Davalı idare tarafından dava konusu … Özel Koruma Bölgesine ait 1/25000 ölçekli Çevre Düzeni Planı Revizyonunda ilgili kurum ve kuruluş görüşleri doğrultusunda, bölgenin sahip olduğu sınırlı ve verimli nitelikteki tarım alanlarını korumak, doğal. kültürel, tarihsel, toplumsal, sosyal ve ekonomik değerlerini korumak ve geliştirmek amacıyla sürdürülebilir doğal kaynak kullanımını esas alarak, bir taraftan gelir düzeyinin ve yaşam kalitesinin yükseltilmesini, diğer taraftan çevresel ve kültürel değerlerin korunmasını ve geliştirilmesini gözeterek, yerelde farklılaşan sosyal, kültürel ve ekonomik özellikleri, ihtiyaçları, potansiyelleri ve dinamiklerin dikkate alarak ilgili tüm Kanunlar ve Yönetmeliklere uygun olarak, çok sektörlü yaklaşımla planlanma yapıldığını, Yasa gereği,planların ilgili kurum ve kuruluş görüşleri doğrultusunda, planlama alanı ile ilgili tüm Kanunlar ve Yönetmeliklere uygun olarak yapılması zorunlu olduğunu, bu kapsamda Mesire Yerleri … Özel Koruma Bölgesine ait 1/25000 ölçekli Çevre Düzeni Planı Revizyonu'nun Plan Hükümlerinin; 4.31 sayılı maddesi ile; “Mesire Alanı; rekreasyon ve estetik kaynak değerlere sahip ornamlık alanlarda kamunun dinlenme, eğlenme(rekreatif) yönünde günübirlik ve/veya geceleme ihtiyaçlarını karşılayan orman içi dinlenme yerini ve kent ormanını kapsayan sahalardır" olarak tanımlandığı, orman alanlarına ilişkin 7.9 sayılı maddesinin 3. fıkrasında ;" Planda 2873 sayılı Milli Parklar Kanunu ve 6831 sayılı Orman Kanunu'na göre Mesire Alanı olarak belirlenmiş/belirlenecek alanlarda; (A) ve (B) Tipi Mesire Alanı yapılmak istenilmesi halinde Orman ve Su İşleri Bakanlığı Doğa Koruma ve Milli Parklar Genel Müdürlüğü tarafından ilgili kurum ve kuruluşların görüşleri alınarak hazırlanan/hazırlanacak gelişme planları doğrultusunda Mesire Alanlarının büyüklüğüne göre hazırlanacak alt ölçekli (1/5000 Nazım veya 1000 ölçekli Uygulama İmar Planı) planları Çevre ve Şehircilik Bakanlığı'nca onaylanacak ve yapılara ilişkin ruhsatlandırmalar ilgili İdaresince yapılacaktır. (C) ve (D) Tipi Mesire Alanlarında ise Orman ve Su İşleri Bakanlığı Doğa Koruma ve Milli Parklar Genel Müdürlüğü/Orman Bölge Müdürlüklerince hazırlanan/ hazırlanacak ve Çevre ve Şehircilik Bakanlığı'nca onaylanacak vaziyel planları doğrultusunda uygulama yapılacaktır. "şeklinde hüküm altına alındığı, dava dilekçesinde planda mesire alanlarının tarifsiz bırakıldığı, hangi tip mesire yeri olacağının belirtilmemiş olduğu iddiasının mesnetsiz olduğu savunulmuştur.
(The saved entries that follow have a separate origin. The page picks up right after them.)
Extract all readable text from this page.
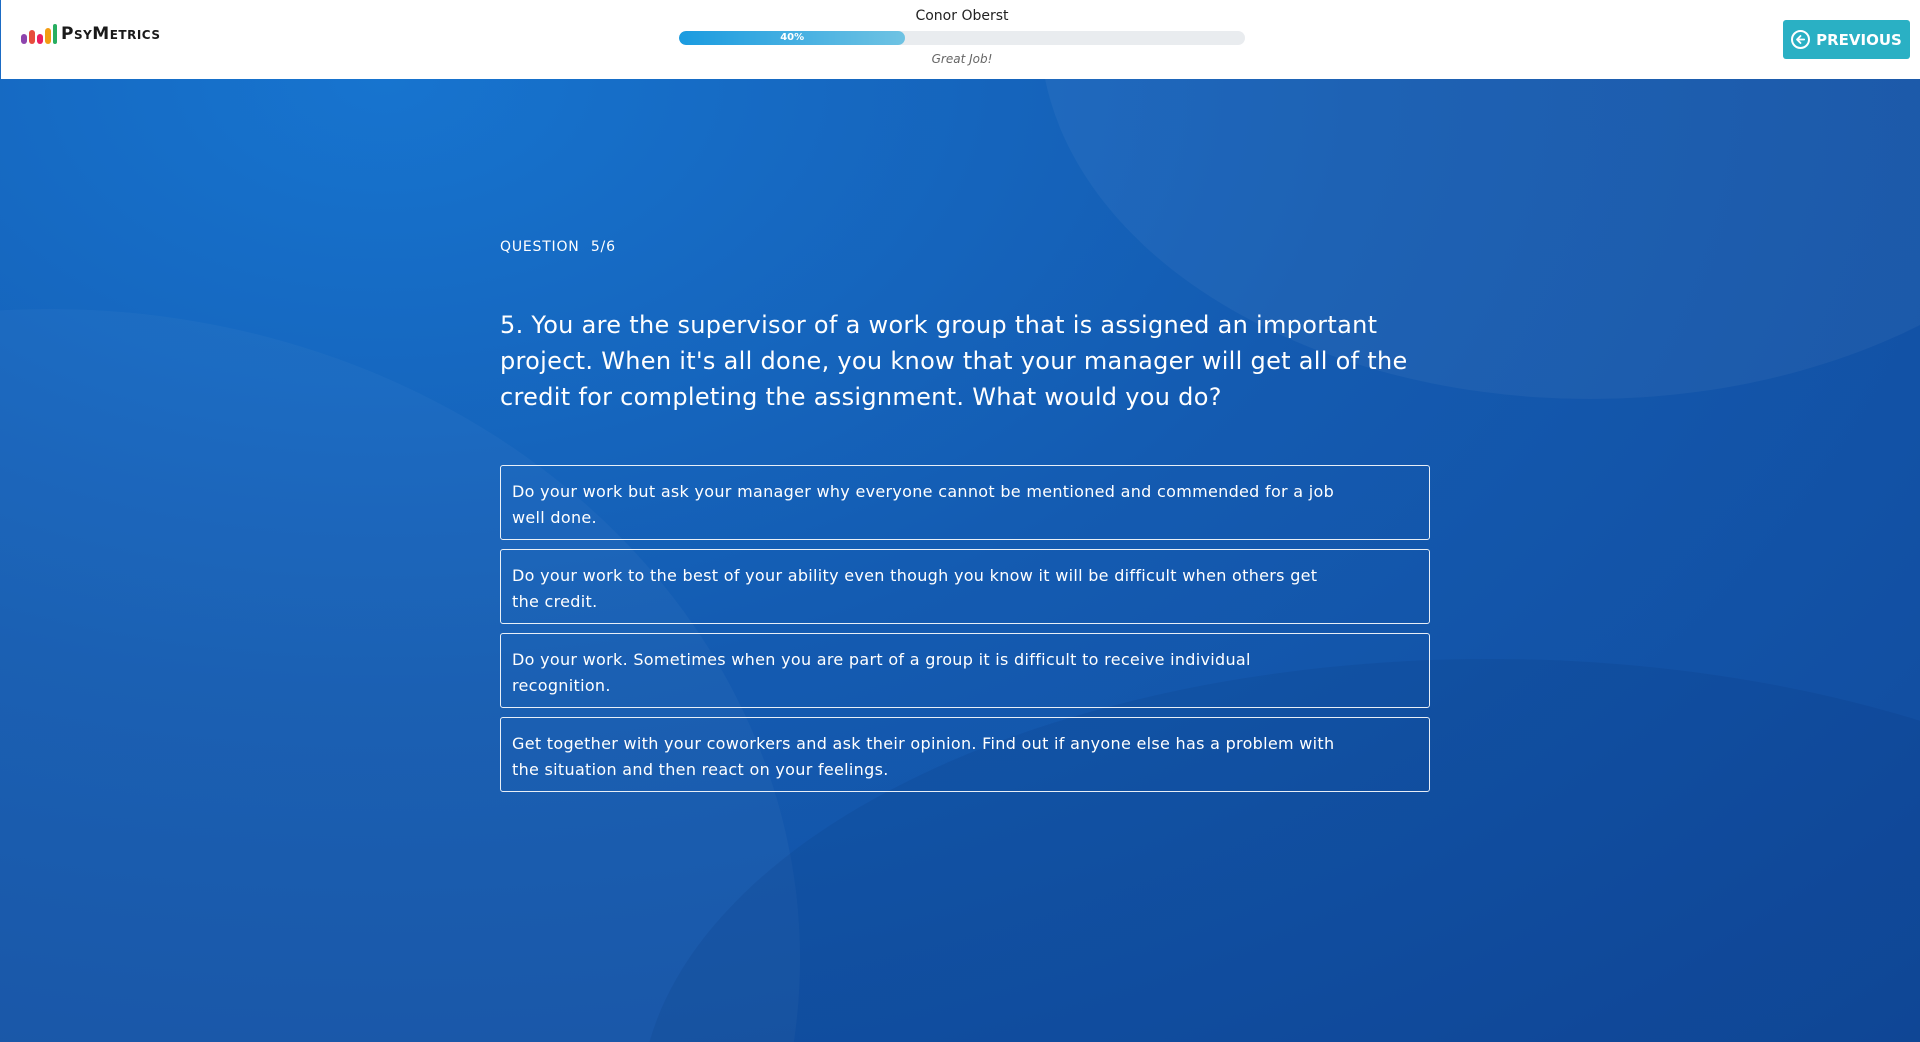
PsyMetrics
Conor Oberst
40%
Great Job!
PREVIOUS
QUESTION 5/6
5. You are the supervisor of a work group that is assigned an important project. When it's all done, you know that your manager will get all of the credit for completing the assignment. What would you do?
Do your work but ask your manager why everyone cannot be mentioned and commended for a job well done.
Do your work to the best of your ability even though you know it will be difficult when others get the credit.
Do your work. Sometimes when you are part of a group it is difficult to receive individual recognition.
Get together with your coworkers and ask their opinion. Find out if anyone else has a problem with the situation and then react on your feelings.
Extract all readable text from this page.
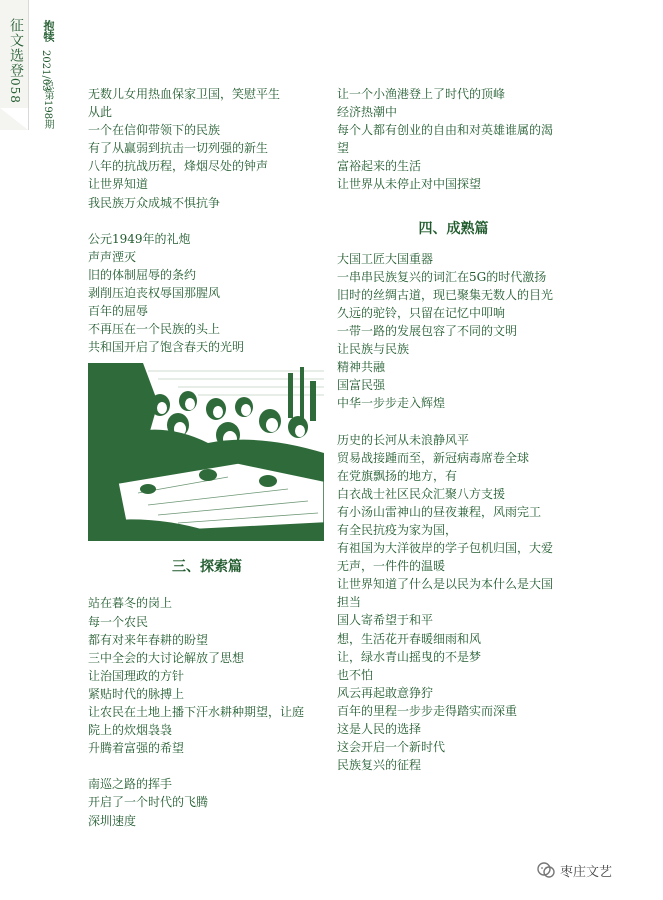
征文选登
058
抱犊
2021/03
总第198期	无数儿女用热血保家卫国，笑慰平生
从此
一个在信仰带领下的民族
有了从赢弱到抗击一切列强的新生
八年的抗战历程，烽烟尽处的钟声
让世界知道
我民族万众成城不惧抗争
公元1949年的礼炮
声声湮灭
旧的体制屈辱的条约
剥削压迫丧权辱国那腥风
百年的屈辱
不再压在一个民族的头上
共和国开启了饱含春天的光明
三、探索篇
站在暮冬的岗上
每一个农民
都有对来年春耕的盼望
三中全会的大讨论解放了思想
让治国理政的方针
紧贴时代的脉搏上
让农民在土地上播下汗水耕种期望，让庭
院上的炊烟袅袅
升腾着富强的希望
南巡之路的挥手
开启了一个时代的飞腾
深圳速度
让一个小渔港登上了时代的顶峰
经济热潮中
每个人都有创业的自由和对英雄谁属的渴
望
富裕起来的生活
让世界从未停止对中国探望
四、成熟篇
大国工匠大国重器
一串串民族复兴的词汇在5G的时代激扬
旧时的丝绸古道，现已聚集无数人的目光
久远的驼铃，只留在记忆中叩响
一带一路的发展包容了不同的文明
让民族与民族
精神共融
国富民强
中华一步步走入辉煌
历史的长河从未浪静风平
贸易战接踵而至，新冠病毒席卷全球
在党旗飘扬的地方，有
白衣战士社区民众汇聚八方支援
有小汤山雷神山的昼夜兼程，风雨完工
有全民抗疫为家为国，
有祖国为大洋彼岸的学子包机归国，大爱
无声，一件件的温暖
让世界知道了什么是以民为本什么是大国
担当
国人寄希望于和平
想，生活花开春暖细雨和风
让，绿水青山摇曳的不是梦
也不怕
风云再起敢意狰狞
百年的里程一步步走得踏实而深重
这是人民的选择
这会开启一个新时代
民族复兴的征程
枣庄文艺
Dairemizce yapılan değerlendirme, dava konusu … Özel Çevre Koruma Bölgesine ait 1/25000 ölçekli Çevre Düzeni Planı Revizyonu'nda mülga Çevre ve Orman Bakanlığı Doğa Koruma ve Milli Parklar Genel Müdürlüğü'nün … tarihli … sayılı görüş yazısı ve Orman Genel Müdürlüğü Muğla Orman Bölge Müdürlüğü'nün … tarihli, … sayılı ile Orman ve Su İşleri Bakanlığı IV. Bölge Müdürlüğü, Muğla Şube Müdürlüğü'nün … tarihli, … sayılı itiraz yazıları doğrultusunda 6831 sayılı Orman Kanunu ve MesireYerleri Yönetmeliğine göre mesire alanlarının düzenlendiği, 7.9 sayılı plan hükmünün orman alanları maddesinde planda 2873 sayılı Milli Parklar Kanunu ve 6831 sayılı Orman Kanununa göre belirlenmiş veya belirlenecek mesire alanlarının büyüklüğüne göre alt ölçekli (1/5000 veya 1/1000 ölçekli) planlarının Çevre, Şehircilik ve İkllim Değişikliği Bakanlığı ile Orman ve Su İşleri Bakanlıklarınca onay sürecinin öngörüldüğü bu haliyle orman alanlarının yapılaşmaya açılacağı anlamına gelmediği sonucuna varılmıştır.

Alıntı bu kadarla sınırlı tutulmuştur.